Rags to Written

Someone asked me, “Why do you call your website Rags to Written?”

Aside from the fact that it has a good ring to it, the phrase suggests a transformation from unfinished to complete, from tattered to done. It encapsulates a writer’s journey and it is, in and of itself, a story.

In a sense, it is autobiographical, as it represents my relationship with my  craft as I’ve learned and practiced. I have come to know the difference between writing and storytelling.

My path is not the only way, but my teachers have brought me farther than I could have gone on my own.

Three influences stand head and shoulders above the pack and have had the biggest impact on my craft. In order of discovery they are:

  • Stephen Pressfield’s The War of Art;
  • The Story Grid method developed by Shawn Coyne; and
  • Robert McKee’s seminal book Story and his influential three-day Story Seminar.

If you’re not familiar with any of these three books, stop right now and buy them – in paper, so you can mark them up and refer to them again and again.

Pressfield, Coyne, and McKee are a trifecta of wise men: novelist, editor, and screenwriter, and they have helped me turn a lifelong writing hobby into story manuscripts that turn on essential shared human experience, even in a fantasy setting. As of this posting, I have a novel in editing, the first book of a proposed fantasy quartet, and another in the chute.

So in a very real sense, “Rags to Written” is a personal declaration.
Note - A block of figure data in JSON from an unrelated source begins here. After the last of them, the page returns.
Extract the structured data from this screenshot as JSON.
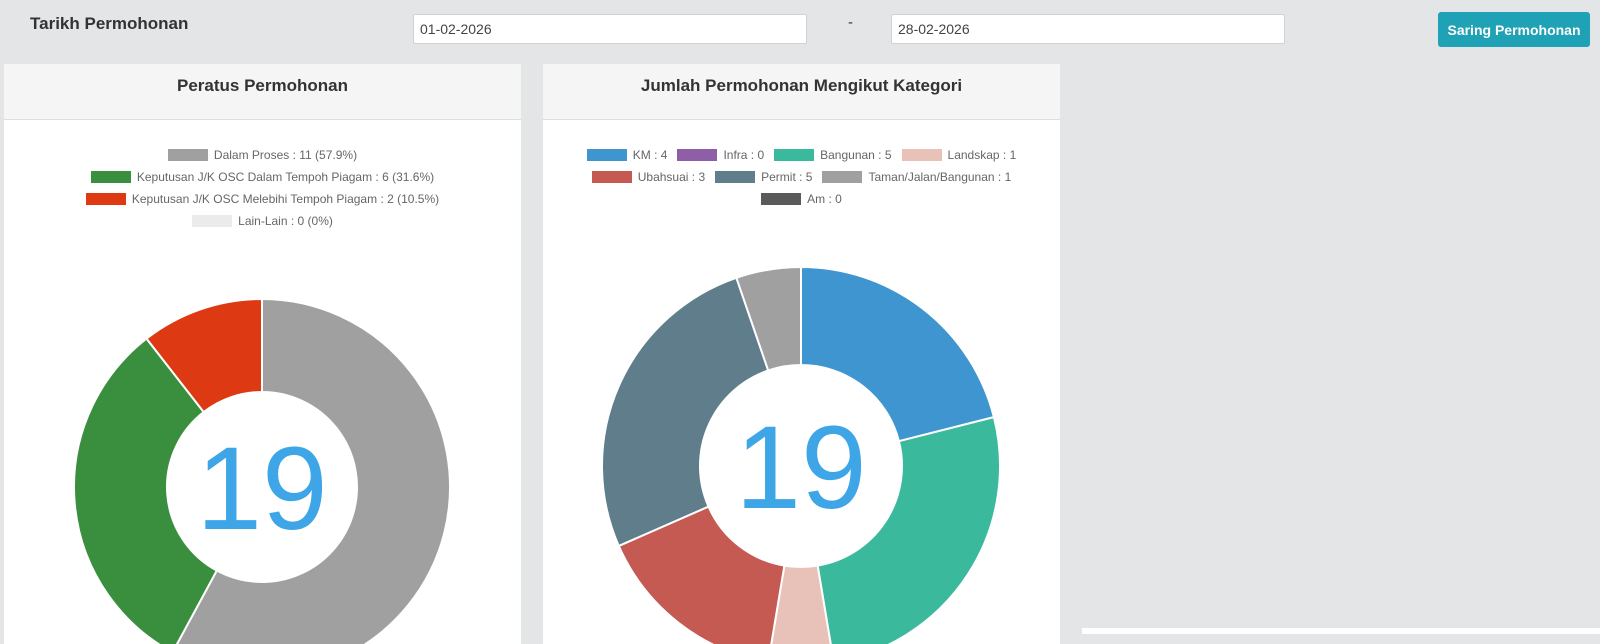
{
  "filter": {
    "label": "Tarikh Permohonan",
    "date_from": "01-02-2026",
    "separator": "-",
    "date_to": "28-02-2026",
    "button_label": "Saring Permohonan",
    "button_color": "#1fa2b5"
  },
  "chart_data": [
    {
      "type": "pie",
      "title": "Peratus Permohonan",
      "center_label": "19",
      "categories": [
        "Dalam Proses : 11 (57.9%)",
        "Keputusan J/K OSC Dalam Tempoh Piagam : 6 (31.6%)",
        "Keputusan J/K OSC Melebihi Tempoh Piagam : 2 (10.5%)",
        "Lain-Lain : 0 (0%)"
      ],
      "values": [
        11,
        6,
        2,
        0
      ],
      "colors": [
        "#a0a0a0",
        "#3a8f3e",
        "#dd3a14",
        "#ebebeb"
      ],
      "legend_position": "top"
    },
    {
      "type": "pie",
      "title": "Jumlah Permohonan Mengikut Kategori",
      "center_label": "19",
      "categories": [
        "KM : 4",
        "Infra : 0",
        "Bangunan : 5",
        "Landskap : 1",
        "Ubahsuai : 3",
        "Permit : 5",
        "Taman/Jalan/Bangunan : 1",
        "Am : 0"
      ],
      "values": [
        4,
        0,
        5,
        1,
        3,
        5,
        1,
        0
      ],
      "colors": [
        "#3e95d0",
        "#8e5ea6",
        "#3bb99d",
        "#e8c2b8",
        "#c55a52",
        "#607d8b",
        "#a0a0a0",
        "#5a5a5a"
      ],
      "legend_position": "top"
    }
  ]
}
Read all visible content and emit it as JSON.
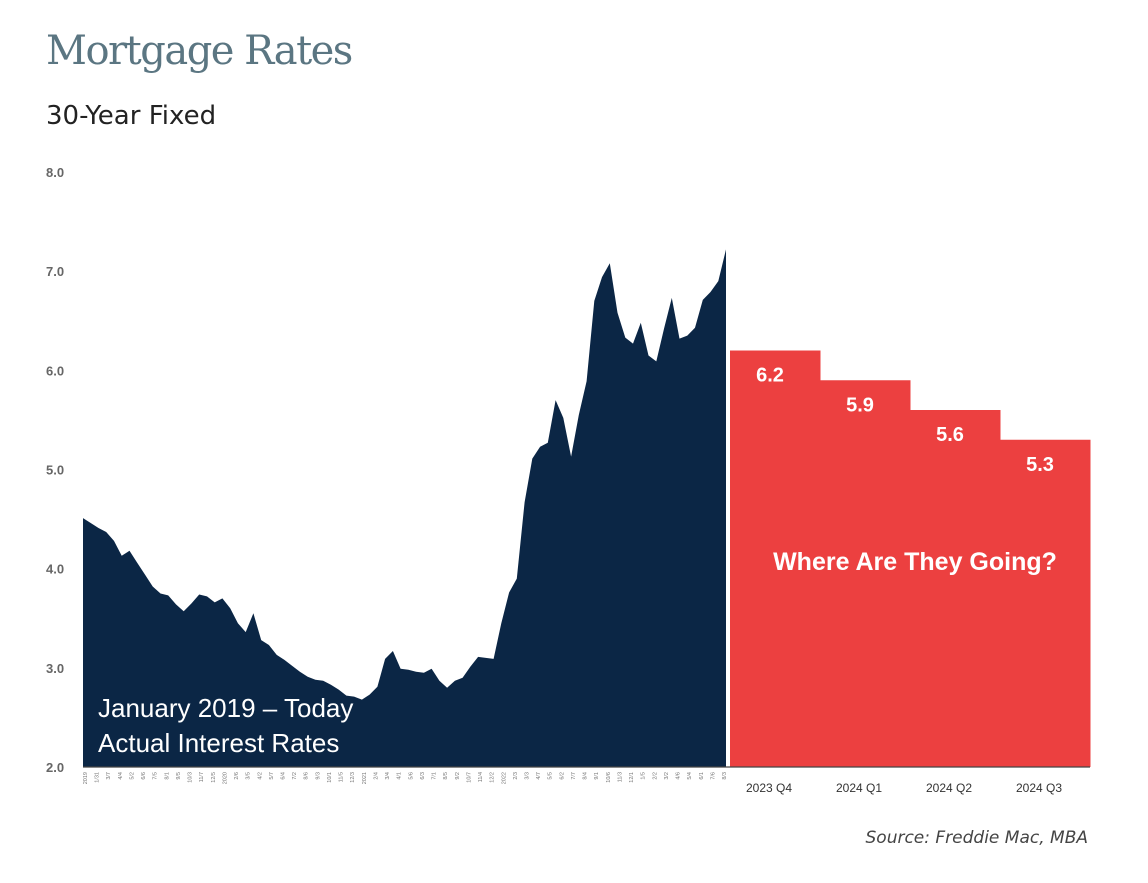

As for my tagline, I believe with all my heart and soul that good writers are indeed made and not born. It is the underlying concept, the very engine that moves a writer from rags to written. It is dedication to craft, the willingness to work hard to achieve your goals. No matter what level of writer you are right now, you CAN improve if you put in the work.

For me, those words are much more than a snappy title and tagline. They are the way I share my passion with the world.